What keeps Dopoulos up at night is what he likes to call “headline risk.” In August 2018, Rosewood Care Centers defaulted on $146 million in government-backed mortgages secured by 13 skilled nursing and assisted living facilities in Illinois and Missouri. According to The New York Times, it was the biggest default in the history of the mortgage insurance program.

“In my opinion this default was not a HUD problem. The operator was just not a good operator,” says Dopoulos, who points to the industry’s low default rate, which stood at 1.76 percent as of October 2019, the most recent data available. (HUD considers a loan to be in default if it is 60 days or more past due.)

The natural tendency for any agency facing negative headlines is to recoil, and with HUD that could potentially lead to a slowing of the entire loan approval process, says Dopoulos.

“I am worried about a newspaper article coming out about a borrower defaulting, everyone reading it and then HUD saying, ‘We’re not doing this or that anymore.’”

Competitive threats to HUD’s Section 232 program are another area of concern, says Dopoulos. For the longest time, the only financing option for skilled nursing operators has been HUD because it offers non-recourse, fixed-rate financing at low rates for a period of 35 years. No other lender can match HUD on all of those terms. The potential does exist, however, for newly emerging competitors to attract borrowers in other ways. 

“If someone figures out a way to do a fixed-rate deal at prices similar to HUD, and let’s say it’s only for 10 years with a 30-year amortization, and the lender can close the loan in 90 days, there is going to be a lot of nursing home operators who will listen to that,” says Dopoulos. That’s because it can take six to eight months for a HUD-insured loan to close after work commences on the application. 

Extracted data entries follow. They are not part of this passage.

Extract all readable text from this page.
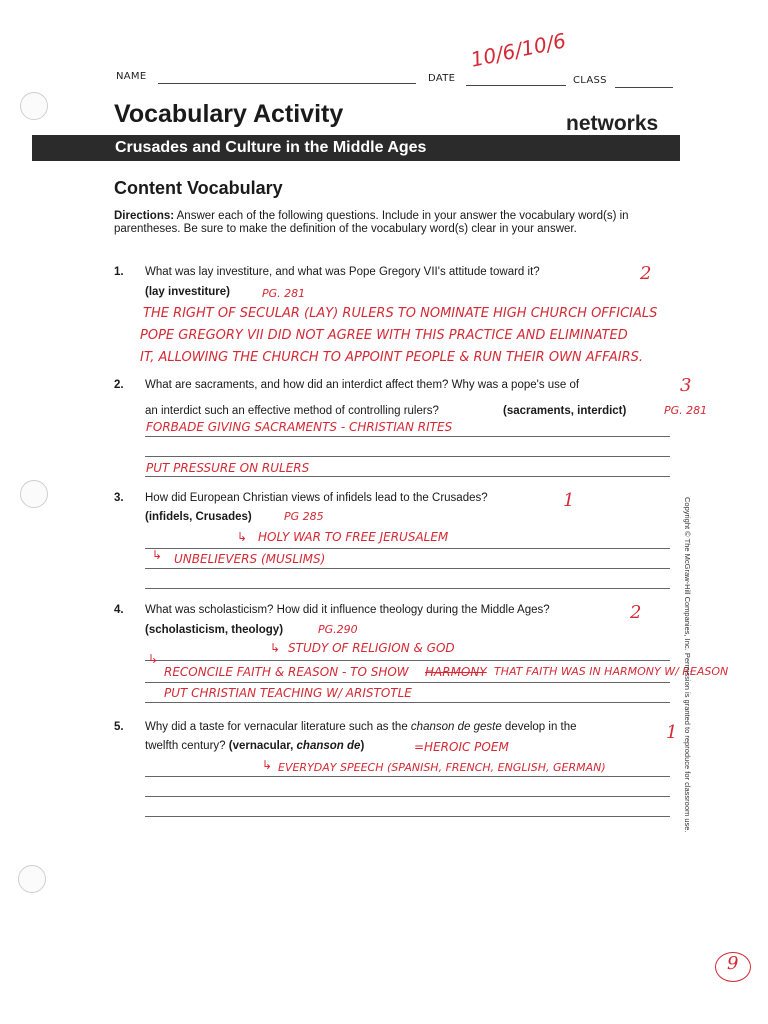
NAME	DATE	CLASS
10/6/10/6
Vocabulary Activity	networks
Crusades and Culture in the Middle Ages
Content Vocabulary
Directions: Answer each of the following questions. Include in your answer the vocabulary word(s) in parentheses. Be sure to make the definition of the vocabulary word(s) clear in your answer.
1. What was lay investiture, and what was Pope Gregory VII's attitude toward it?	2
(lay investiture)	PG. 281
THE RIGHT OF SECULAR (LAY) RULERS TO NOMINATE HIGH CHURCH OFFICIALS
POPE GREGORY VII DID NOT AGREE WITH THIS PRACTICE AND ELIMINATED
IT, ALLOWING THE CHURCH TO APPOINT PEOPLE & RUN THEIR OWN AFFAIRS.
2. What are sacraments, and how did an interdict affect them? Why was a pope's use of	3
an interdict such an effective method of controlling rulers?	(sacraments, interdict)	PG. 281
FORBADE GIVING SACRAMENTS - CHRISTIAN RITES
PUT PRESSURE ON RULERS
3. How did European Christian views of infidels lead to the Crusades?	1
(infidels, Crusades)	PG 285
↳ HOLY WAR TO FREE JERUSALEM
↳ UNBELIEVERS (MUSLIMS)
4. What was scholasticism? How did it influence theology during the Middle Ages?	2
(scholasticism, theology)	PG.290
↳ STUDY OF RELIGION & GOD
↳
RECONCILE FAITH & REASON - TO SHOW HARMONY THAT FAITH WAS IN HARMONY W/ REASON
PUT CHRISTIAN TEACHING W/ ARISTOTLE
5. Why did a taste for vernacular literature such as the chanson de geste develop in the	1
twelfth century? (vernacular, chanson de)	=HEROIC POEM
↳ EVERYDAY SPEECH (SPANISH, FRENCH, ENGLISH, GERMAN)	Copyright © The McGraw-Hill Companies, Inc. Permission is granted to reproduce for classroom use.
9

Thurman keeps a close eye on every move the Centers for Medicare & Medicaid Services (CMS) makes, including any changes to the Five-Star Quality Rating System used to score the performance of nursing homes. Skilled nursing facilities with five stars are considered to have quality well above the average, while those with one star are considered to be well below average.

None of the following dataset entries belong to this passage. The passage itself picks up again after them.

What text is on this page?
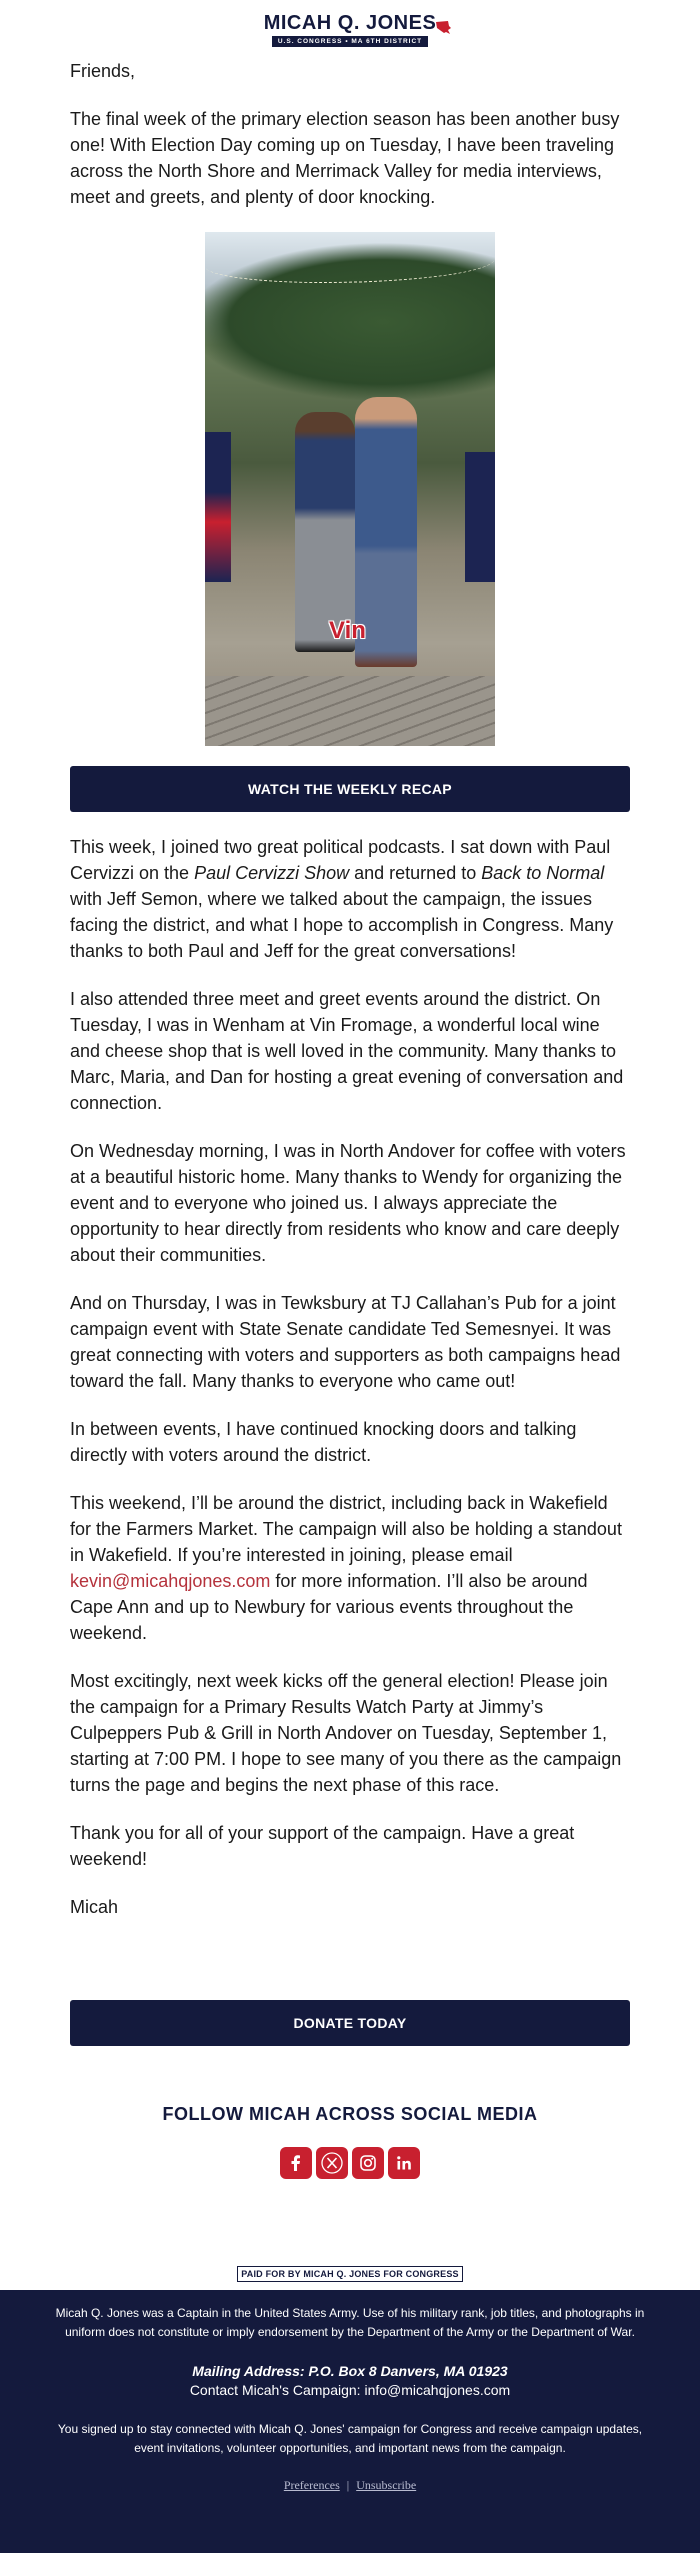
MICAH Q. JONES
U.S. CONGRESS • MA 6TH DISTRICT

Friends,

The final week of the primary election season has been another busy one! With Election Day coming up on Tuesday, I have been traveling across the North Shore and Merrimack Valley for media interviews, meet and greets, and plenty of door knocking.

Vin
WATCH THE WEEKLY RECAP

This week, I joined two great political podcasts. I sat down with Paul Cervizzi on the Paul Cervizzi Show and returned to Back to Normal with Jeff Semon, where we talked about the campaign, the issues facing the district, and what I hope to accomplish in Congress. Many thanks to both Paul and Jeff for the great conversations!

I also attended three meet and greet events around the district. On Tuesday, I was in Wenham at Vin Fromage, a wonderful local wine and cheese shop that is well loved in the community. Many thanks to Marc, Maria, and Dan for hosting a great evening of conversation and connection.

On Wednesday morning, I was in North Andover for coffee with voters at a beautiful historic home. Many thanks to Wendy for organizing the event and to everyone who joined us. I always appreciate the opportunity to hear directly from residents who know and care deeply about their communities.

And on Thursday, I was in Tewksbury at TJ Callahan’s Pub for a joint campaign event with State Senate candidate Ted Semesnyei. It was great connecting with voters and supporters as both campaigns head toward the fall. Many thanks to everyone who came out!

In between events, I have continued knocking doors and talking directly with voters around the district.

This weekend, I’ll be around the district, including back in Wakefield for the Farmers Market. The campaign will also be holding a standout in Wakefield. If you’re interested in joining, please email kevin@micahqjones.com for more information. I’ll also be around Cape Ann and up to Newbury for various events throughout the weekend.

Most excitingly, next week kicks off the general election! Please join the campaign for a Primary Results Watch Party at Jimmy’s Culpeppers Pub & Grill in North Andover on Tuesday, September 1, starting at 7:00 PM. I hope to see many of you there as the campaign turns the page and begins the next phase of this race.

Thank you for all of your support of the campaign. Have a great weekend!

Micah

DONATE TODAY
FOLLOW MICAH ACROSS SOCIAL MEDIA
PAID FOR BY MICAH Q. JONES FOR CONGRESS
Micah Q. Jones was a Captain in the United States Army. Use of his military rank, job titles, and photographs in uniform does not constitute or imply endorsement by the Department of the Army or the Department of War.
Mailing Address: P.O. Box 8 Danvers, MA 01923
Contact Micah's Campaign: info@micahqjones.com
You signed up to stay connected with Micah Q. Jones' campaign for Congress and receive campaign updates, event invitations, volunteer opportunities, and important news from the campaign.
Preferences | Unsubscribe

“What keeps me up at night is that CMS changes the five-star system from time to time — and what I need to go through on the underwriting side,” says Thurman. He recounts how a five-star facility he was underwriting fell to a two-star rating overnight when CMS rolled out its last change. In turn, that made the folks at HUD “very nervous.”

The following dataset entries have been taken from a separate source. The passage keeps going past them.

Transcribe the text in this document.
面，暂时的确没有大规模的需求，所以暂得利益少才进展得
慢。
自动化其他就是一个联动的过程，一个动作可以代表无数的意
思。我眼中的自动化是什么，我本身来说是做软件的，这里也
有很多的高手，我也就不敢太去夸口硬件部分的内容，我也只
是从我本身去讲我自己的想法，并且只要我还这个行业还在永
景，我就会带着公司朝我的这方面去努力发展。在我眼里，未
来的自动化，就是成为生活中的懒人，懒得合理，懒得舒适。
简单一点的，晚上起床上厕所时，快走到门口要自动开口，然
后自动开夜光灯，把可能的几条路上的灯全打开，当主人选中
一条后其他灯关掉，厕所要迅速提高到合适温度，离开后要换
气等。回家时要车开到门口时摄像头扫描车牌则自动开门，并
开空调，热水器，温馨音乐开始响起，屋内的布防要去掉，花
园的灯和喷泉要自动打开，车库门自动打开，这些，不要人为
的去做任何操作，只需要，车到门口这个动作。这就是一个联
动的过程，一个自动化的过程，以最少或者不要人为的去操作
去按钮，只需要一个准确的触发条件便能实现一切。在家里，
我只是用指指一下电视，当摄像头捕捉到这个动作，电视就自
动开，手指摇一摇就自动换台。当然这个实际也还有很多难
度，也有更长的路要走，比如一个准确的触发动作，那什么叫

The financial status of state budgets also concerns Thurman, who poses a rhetorical question: “If we do slip into a recession, what happens from a Medicaid standpoint?” The main revenue source at many nursing homes is Medicaid, which is jointly funded by the federal government and the states. The federal government pays states for a specified percentage of program expenditures.

Another wild card is PDPM, which is a new way of calculating reimbursement for skilled nursing facilities. Launched by CMS on Oct. 1, the system aims to ensure appropriate treatment by focusing on the individual patient, rather than the volume of services provided. CMS plans to re-evaluate PDPM this April.

Low interest rates enable Thurman to sleep well. The 10-year Treasury yield, for example, was 1.9 percent as of Dec. 18, down from nearly 2.8 percent a year earlier. What’s the significance? “We can withstand a lot of reduction on the reimbursement rate or increases in expenses,” he says.

HUD’s conservative underwriting parameters also are helpful, says Thurman. What’s more, borrowers in the HUD Lean program pay a mortgage insurance premium: 1 percent of the loan amount due at closing and 0.65 percent annually.

The possibility of future government shutdowns is what keeps Gehl of Housing & Healthcare Finance up at night. 

“While government shutdowns have been part of the history of our country, I would say that in this current partisan divide they will be more frequent and last longer than they have in the past. As a result, there will be more times where we have business held up by the fact that HUD will be unable to accept new business during shutdown periods. That will impact loan production going forward.”